[ale] Slightly OT: System default python version
DJ-Pfulio
DJPfulio at jdpfu.com
Wed Jan 24 22:08:09 EST 2018
On 01/24/2018 06:03 PM, Todor Fassl via Ale wrote:
> I got a question from a student who is using python. "I'd rather not
> hard code in any python version. Is there any reason to have the system
> default be 2 instead of 3?"
>
> He had asked me to install the python-matplotlib package. I was like,
> "Are you sure you want python-matplotlib and not python3-matplotlib?" He
> is still coding in python2.7 instead of python3 but not by choice. Is
> there such a thing as a system default python version? To program in
> python3, doesn't he have to modify his code?
>
There are 2 major ways for python versions to be decided.
a) If you are making an application that needs to run on every OS, then
the developer should specify the exact version necessary and provide any
libs needed for it. It should be self-contained and not dependent on
whatever the OS python or OS python libraries happen to be.

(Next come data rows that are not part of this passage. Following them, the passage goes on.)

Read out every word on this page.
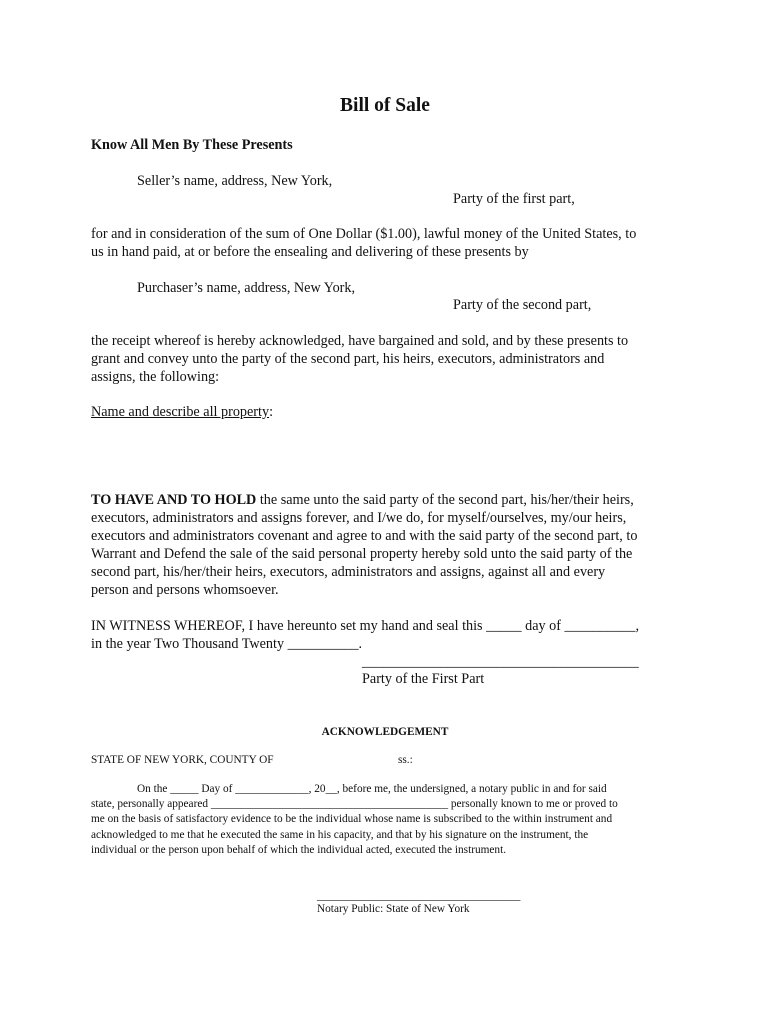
Bill of Sale
Know All Men By These Presents
Seller’s name, address, New York,
Party of the first part,
for and in consideration of the sum of One Dollar ($1.00), lawful money of the United States, to
us in hand paid, at or before the ensealing and delivering of these presents by
Purchaser’s name, address, New York,
Party of the second part,
the receipt whereof is hereby acknowledged, have bargained and sold, and by these presents to
grant and convey unto the party of the second part, his heirs, executors, administrators and
assigns, the following:
Name and describe all property:
TO HAVE AND TO HOLD the same unto the said party of the second part, his/her/their heirs,
executors, administrators and assigns forever, and I/we do, for myself/ourselves, my/our heirs,
executors and administrators covenant and agree to and with the said party of the second part, to
Warrant and Defend the sale of the said personal property hereby sold unto the said party of the
second part, his/her/their heirs, executors, administrators and assigns, against all and every
person and persons whomsoever.
IN WITNESS WHEREOF, I have hereunto set my hand and seal this _____ day of __________,
in the year Two Thousand Twenty __________.
_______________________________________
Party of the First Part
ACKNOWLEDGEMENT
STATE OF NEW YORK, COUNTY OF	ss.:
On the _____ Day of _____________, 20__, before me, the undersigned, a notary public in and for said
state, personally appeared __________________________________________ personally known to me or proved to
me on the basis of satisfactory evidence to be the individual whose name is subscribed to the within instrument and
acknowledged to me that he executed the same in his capacity, and that by his signature on the instrument, the
individual or the person upon behalf of which the individual acted, executed the instrument.
____________________________________
Notary Public: State of New York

Ruby and
perl both provide tools for self-contained deployments in this way.
Python definitely does as well.
b) If you are making an application to be added to an existing OS, then
the platform/distro decides the version and everything you code should
work with that version and the libraries provided for it through the
package manager.
I read somewhere that Ubuntu will be switching to Python3 as the primary
platform version in 18.04. https://wiki.ubuntu.com/Python
[quote]All Ubuntu/Canonical driven development should be targeting
Python 3 right now, and all new code should be Python 3-only.